AACC denied Coshok’s Canine Castle multi-animal license after an investigation revealed numerous violations of dogs stacked in crates, many without water and living in unsanitary conditions. Coshok’s had 15 days to appeal that denial, which they did. Campbell says according to Title 17, the municipality’s animal laws, the two sides then had 20 days to go to court and let a judge decide.

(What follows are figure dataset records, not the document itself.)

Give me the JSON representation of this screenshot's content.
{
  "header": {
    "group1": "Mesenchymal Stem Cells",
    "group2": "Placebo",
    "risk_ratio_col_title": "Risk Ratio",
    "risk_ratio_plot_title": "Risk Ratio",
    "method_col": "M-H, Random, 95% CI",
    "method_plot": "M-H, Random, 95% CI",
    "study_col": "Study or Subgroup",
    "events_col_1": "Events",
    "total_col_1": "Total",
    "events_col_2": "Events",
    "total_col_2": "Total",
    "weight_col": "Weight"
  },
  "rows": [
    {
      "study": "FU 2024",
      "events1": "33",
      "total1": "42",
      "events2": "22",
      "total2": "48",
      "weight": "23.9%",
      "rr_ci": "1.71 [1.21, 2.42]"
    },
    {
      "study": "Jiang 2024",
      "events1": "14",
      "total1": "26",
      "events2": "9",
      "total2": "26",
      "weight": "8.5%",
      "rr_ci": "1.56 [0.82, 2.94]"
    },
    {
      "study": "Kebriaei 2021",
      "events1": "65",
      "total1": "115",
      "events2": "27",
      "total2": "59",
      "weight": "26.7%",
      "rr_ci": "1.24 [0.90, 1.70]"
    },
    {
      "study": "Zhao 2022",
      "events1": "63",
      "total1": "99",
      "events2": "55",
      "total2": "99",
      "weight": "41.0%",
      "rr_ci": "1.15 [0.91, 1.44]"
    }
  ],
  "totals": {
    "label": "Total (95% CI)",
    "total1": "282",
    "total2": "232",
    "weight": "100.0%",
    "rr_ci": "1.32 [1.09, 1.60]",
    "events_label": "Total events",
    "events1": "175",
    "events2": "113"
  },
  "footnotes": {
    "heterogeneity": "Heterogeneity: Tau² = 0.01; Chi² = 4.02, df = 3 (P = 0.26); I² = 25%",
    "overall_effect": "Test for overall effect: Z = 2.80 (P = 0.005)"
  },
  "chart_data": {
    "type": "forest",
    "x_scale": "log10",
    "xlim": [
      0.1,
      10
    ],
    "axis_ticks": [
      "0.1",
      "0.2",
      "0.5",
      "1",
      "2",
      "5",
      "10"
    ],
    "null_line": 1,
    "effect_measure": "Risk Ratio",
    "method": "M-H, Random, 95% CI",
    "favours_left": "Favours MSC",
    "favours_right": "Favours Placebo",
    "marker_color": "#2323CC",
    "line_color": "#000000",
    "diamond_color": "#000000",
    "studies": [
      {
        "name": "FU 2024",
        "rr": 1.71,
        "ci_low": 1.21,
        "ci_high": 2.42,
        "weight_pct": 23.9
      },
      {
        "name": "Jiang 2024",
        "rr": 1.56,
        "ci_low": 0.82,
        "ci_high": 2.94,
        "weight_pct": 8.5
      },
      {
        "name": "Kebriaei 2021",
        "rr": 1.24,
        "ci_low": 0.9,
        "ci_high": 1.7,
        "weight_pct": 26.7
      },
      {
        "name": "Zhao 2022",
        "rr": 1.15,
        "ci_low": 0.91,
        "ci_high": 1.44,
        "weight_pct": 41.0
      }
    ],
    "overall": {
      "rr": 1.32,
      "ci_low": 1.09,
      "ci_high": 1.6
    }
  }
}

That never happened and Coshok’s is still boarding dogs at its facility.
The facility has “undergone substantial renovation in the effort to enhance health, safety and comfort of all animals boarded with CCC,” said manager Elise Falconer in a statement. “CCC has been working closely with the Municipality of Anchorage, Animal Care and Control Department to update the facility’s commercial license.”
“We saw an improvement,” said AACC spokesperson Laura Atwood. “We saw them moving towards where Title 17 needs them to be.”
Atwood said those improvements — which included renovations to eight kennels, along with management changes — have extended the appeal process.
“They could continue to do business throughout their entire facility throughout this appeals process,” Atwood said. “They have chosen, to their credit, just to do business within those eight renovated kennels.”
“Would they allow a restaurant to stay open with eight tables while the rest of the kitchen and restaurant is closed because of contamination or disease?” questioned Campbell, citing past issues with the deadly Parvovirus at the facility.
Campbell said besides the case not going before a judge within 20 days, AACC and Coshok’s are also breaking the law by communicating during the appeal, something she said they’re not allowed to do, per hearing codes.
“If they appealed, and they did appeal to the appeals office in writing, then they certainly shouldn’t have any contact with animal control,” Campbell said. “But if they didn’t and they just went to animal control and said, ‘hey, we’re making some changes,’ that’s not how the title is laid out.”
She said the two parties making a deal behind closed doors is not in the best interest of the public.
“Who is the voice of the animals?” she asked. “Who is the voice of the consumer who may be taking their dog there, not being made aware that they don’t have an active license?”
Atwood said they are following legal processes and the department’s legal team has been part of the decision-making.
“There are a lot of nuances and it all comes down to that appeals process,” she said. “Our ultimate goal is that these changes have worked towards that safety and well-being of the animals there and brings their facility into compliance with Title 17.”
Campbell said the issue has highlighted some of the weaknesses of Title 17, something she’s working to address, along with the board.
In the meantime, Coshok’s said it’s continuing to renovate and will soon have a new name: Southpaw Kennels. Whether they’ll also have a license remains to be seen.
Alaskan Animal Rescue Friends (AARF) used to board its animals at Coshok’s. The same person ran the rescue and the boarding facility. Coshok’s ended its relationship with AARF and its manager as part of the changes it made.
AARF is now working to raise money for its own facility.